La ruée vers l’os dans le désert marocain

Le Sud-Est du Maroc est reconnu comme le plus grand musée de fossiles à ciel ouvert au monde. Dans le Sahara, deux tiers des familles vivent de leur extraction et de leur vente, pour la plupart du temps vers l’étranger. L’État tente de protéger ce patrimoine préhistorique.

En 2017, le Maroc a bloqué la vente aux enchères à Paris d’un énorme squelette de plésiosaure dont le prix de départ avait été fixé à 450 000 €. Si le Gouvernement marocain ignore comment ce précieux vestige, vieux de 66 millions d’années, a pu quitter son territoire, il se trouve que le pays est l’un des plus gros exportateurs de fossiles au monde, sans que le secteur soit pourtant réglementé. Au sud-est du Maroc, deux tiers des familles subsahariennes vivent depuis 40 ans de l’extraction de fossiles et d’ossements de dinosaures, ainsi que du ramassage de météorites, dans des mines sans permis. Les localités sont plongées dans la poussière, car nombre d’artisans travaillent au polissage des fossiles à même la rue. Ils les transforment également en petits objets décoratifs comme des cendriers, des pendentifs, des assiettes ou des vases. Une usine réalise des objets de plus grande envergure : tables, fontaines, plaques sculptées… Tout est discrètement amené vers l’étranger où les pièces atteignent des dizaines de milliers d’euros.

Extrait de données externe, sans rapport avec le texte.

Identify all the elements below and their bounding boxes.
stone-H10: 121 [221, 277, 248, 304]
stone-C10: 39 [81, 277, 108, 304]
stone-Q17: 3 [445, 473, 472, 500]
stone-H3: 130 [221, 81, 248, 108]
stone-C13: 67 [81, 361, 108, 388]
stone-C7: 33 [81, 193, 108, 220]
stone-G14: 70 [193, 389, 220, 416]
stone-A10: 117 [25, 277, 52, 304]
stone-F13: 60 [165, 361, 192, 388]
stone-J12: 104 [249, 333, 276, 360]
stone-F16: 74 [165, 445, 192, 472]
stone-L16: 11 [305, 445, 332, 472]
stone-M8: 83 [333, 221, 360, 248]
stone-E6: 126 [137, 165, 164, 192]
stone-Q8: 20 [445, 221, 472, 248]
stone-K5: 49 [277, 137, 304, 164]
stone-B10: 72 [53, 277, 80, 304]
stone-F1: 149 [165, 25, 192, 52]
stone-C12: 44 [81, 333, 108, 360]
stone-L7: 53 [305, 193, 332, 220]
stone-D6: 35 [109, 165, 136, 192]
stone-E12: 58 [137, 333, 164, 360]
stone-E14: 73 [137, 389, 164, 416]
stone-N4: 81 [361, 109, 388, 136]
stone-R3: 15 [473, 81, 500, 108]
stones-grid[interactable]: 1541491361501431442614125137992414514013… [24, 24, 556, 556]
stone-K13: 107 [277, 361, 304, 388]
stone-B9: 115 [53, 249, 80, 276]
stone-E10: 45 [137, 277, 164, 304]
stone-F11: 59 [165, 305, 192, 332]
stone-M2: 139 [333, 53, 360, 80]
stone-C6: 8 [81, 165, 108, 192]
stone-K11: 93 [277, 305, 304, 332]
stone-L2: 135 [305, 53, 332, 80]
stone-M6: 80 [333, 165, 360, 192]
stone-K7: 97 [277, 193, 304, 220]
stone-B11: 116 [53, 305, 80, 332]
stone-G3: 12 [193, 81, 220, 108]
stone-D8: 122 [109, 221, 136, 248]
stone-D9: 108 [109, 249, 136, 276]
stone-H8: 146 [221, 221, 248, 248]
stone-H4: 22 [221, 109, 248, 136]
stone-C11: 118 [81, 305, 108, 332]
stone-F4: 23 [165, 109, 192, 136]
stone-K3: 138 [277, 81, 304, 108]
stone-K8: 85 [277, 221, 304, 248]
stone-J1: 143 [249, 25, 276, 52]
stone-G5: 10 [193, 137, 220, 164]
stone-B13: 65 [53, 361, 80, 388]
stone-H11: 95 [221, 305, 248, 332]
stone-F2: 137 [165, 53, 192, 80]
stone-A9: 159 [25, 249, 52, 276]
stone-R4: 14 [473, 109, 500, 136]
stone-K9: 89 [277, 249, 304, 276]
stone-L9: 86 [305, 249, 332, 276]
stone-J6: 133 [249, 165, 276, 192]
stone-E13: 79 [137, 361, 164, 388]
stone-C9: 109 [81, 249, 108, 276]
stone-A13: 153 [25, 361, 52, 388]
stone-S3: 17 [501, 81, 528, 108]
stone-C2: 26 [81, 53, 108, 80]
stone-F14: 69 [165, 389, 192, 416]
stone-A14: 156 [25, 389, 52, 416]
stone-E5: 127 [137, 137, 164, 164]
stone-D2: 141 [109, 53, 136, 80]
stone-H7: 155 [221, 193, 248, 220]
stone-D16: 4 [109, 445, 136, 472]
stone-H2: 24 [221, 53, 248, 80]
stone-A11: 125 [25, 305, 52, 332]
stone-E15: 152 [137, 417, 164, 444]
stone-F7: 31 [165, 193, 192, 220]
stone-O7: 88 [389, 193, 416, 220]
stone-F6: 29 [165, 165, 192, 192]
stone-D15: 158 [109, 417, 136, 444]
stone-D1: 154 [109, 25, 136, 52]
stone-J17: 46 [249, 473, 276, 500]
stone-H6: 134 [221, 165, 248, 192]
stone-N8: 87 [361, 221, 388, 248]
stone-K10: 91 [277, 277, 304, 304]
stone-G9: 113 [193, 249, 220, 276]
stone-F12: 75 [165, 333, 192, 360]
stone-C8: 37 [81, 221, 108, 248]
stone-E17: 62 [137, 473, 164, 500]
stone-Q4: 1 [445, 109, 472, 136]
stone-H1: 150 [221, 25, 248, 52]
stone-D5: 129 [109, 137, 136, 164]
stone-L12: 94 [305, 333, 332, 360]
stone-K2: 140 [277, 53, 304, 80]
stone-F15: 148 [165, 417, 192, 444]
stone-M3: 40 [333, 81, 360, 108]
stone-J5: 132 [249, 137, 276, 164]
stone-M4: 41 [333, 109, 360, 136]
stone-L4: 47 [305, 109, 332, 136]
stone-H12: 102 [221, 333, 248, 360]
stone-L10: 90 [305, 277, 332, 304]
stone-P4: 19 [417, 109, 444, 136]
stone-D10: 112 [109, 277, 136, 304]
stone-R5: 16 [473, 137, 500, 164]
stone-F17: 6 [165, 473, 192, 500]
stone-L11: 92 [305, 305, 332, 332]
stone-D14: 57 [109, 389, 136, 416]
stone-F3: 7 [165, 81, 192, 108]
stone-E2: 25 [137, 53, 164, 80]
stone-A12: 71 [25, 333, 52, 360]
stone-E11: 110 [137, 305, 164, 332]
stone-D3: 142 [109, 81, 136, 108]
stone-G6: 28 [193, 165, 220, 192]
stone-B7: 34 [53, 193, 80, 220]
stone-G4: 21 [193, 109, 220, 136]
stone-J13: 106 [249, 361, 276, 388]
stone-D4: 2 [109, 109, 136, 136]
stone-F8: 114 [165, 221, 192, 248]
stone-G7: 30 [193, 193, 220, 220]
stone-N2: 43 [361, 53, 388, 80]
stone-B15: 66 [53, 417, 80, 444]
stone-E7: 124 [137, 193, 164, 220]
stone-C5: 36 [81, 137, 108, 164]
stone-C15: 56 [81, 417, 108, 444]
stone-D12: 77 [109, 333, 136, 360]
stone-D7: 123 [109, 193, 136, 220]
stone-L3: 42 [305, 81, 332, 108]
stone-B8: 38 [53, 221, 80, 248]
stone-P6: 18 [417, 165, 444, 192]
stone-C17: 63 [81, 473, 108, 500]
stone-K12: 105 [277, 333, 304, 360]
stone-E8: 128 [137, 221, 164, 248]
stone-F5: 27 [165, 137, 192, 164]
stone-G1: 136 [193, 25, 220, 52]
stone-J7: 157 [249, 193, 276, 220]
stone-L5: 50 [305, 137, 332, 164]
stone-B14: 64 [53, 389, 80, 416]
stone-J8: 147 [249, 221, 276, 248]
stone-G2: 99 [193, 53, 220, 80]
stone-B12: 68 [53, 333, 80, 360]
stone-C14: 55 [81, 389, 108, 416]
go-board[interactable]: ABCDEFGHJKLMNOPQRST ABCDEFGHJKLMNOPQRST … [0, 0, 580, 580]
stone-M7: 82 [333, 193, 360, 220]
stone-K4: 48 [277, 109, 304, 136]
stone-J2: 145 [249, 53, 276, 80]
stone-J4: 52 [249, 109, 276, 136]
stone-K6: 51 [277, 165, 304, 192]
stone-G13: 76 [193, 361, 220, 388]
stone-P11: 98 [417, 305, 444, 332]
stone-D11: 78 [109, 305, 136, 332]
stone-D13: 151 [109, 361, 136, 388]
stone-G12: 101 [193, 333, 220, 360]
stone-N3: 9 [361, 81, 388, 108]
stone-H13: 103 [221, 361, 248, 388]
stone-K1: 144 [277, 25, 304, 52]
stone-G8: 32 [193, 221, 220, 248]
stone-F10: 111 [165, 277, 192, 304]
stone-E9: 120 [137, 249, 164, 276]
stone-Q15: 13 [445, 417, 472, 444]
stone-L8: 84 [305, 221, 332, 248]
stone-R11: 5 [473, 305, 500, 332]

Les lieux attirent des grossistes, des collectionneurs et encore des chercheurs internationaux. Ces derniers paient une taxe aux locaux pour avoir le droit de fouiller et, grâce à ce commerce, ils ont pu recenser dans la région près d’un millier d’espèces nouvelles d’invertébrés paléozoïques. Plusieurs musées d’histoire naturelle, comme celui de l’Université de Yale s’approvisionnent ici en pièces paléontologiques uniques qu’ils achètent à bas prix aux locaux. Quelques Japonais, Italiens et Français s’y sont installés pour servir d’intermédiaire avec l’étranger. Ils sont en concurrence avec des Marocains très rodés et connectés. Cependant, le pays tente à présent de protéger son patrimoine. Le Gouvernement travaille avec l’Association pour la Protection du Patrimoine Géologique du Maroc afin de développer une loi qui régule les permis d’extraction et de vente, les droits des travailleurs locaux et la création de musées publiques dans la région.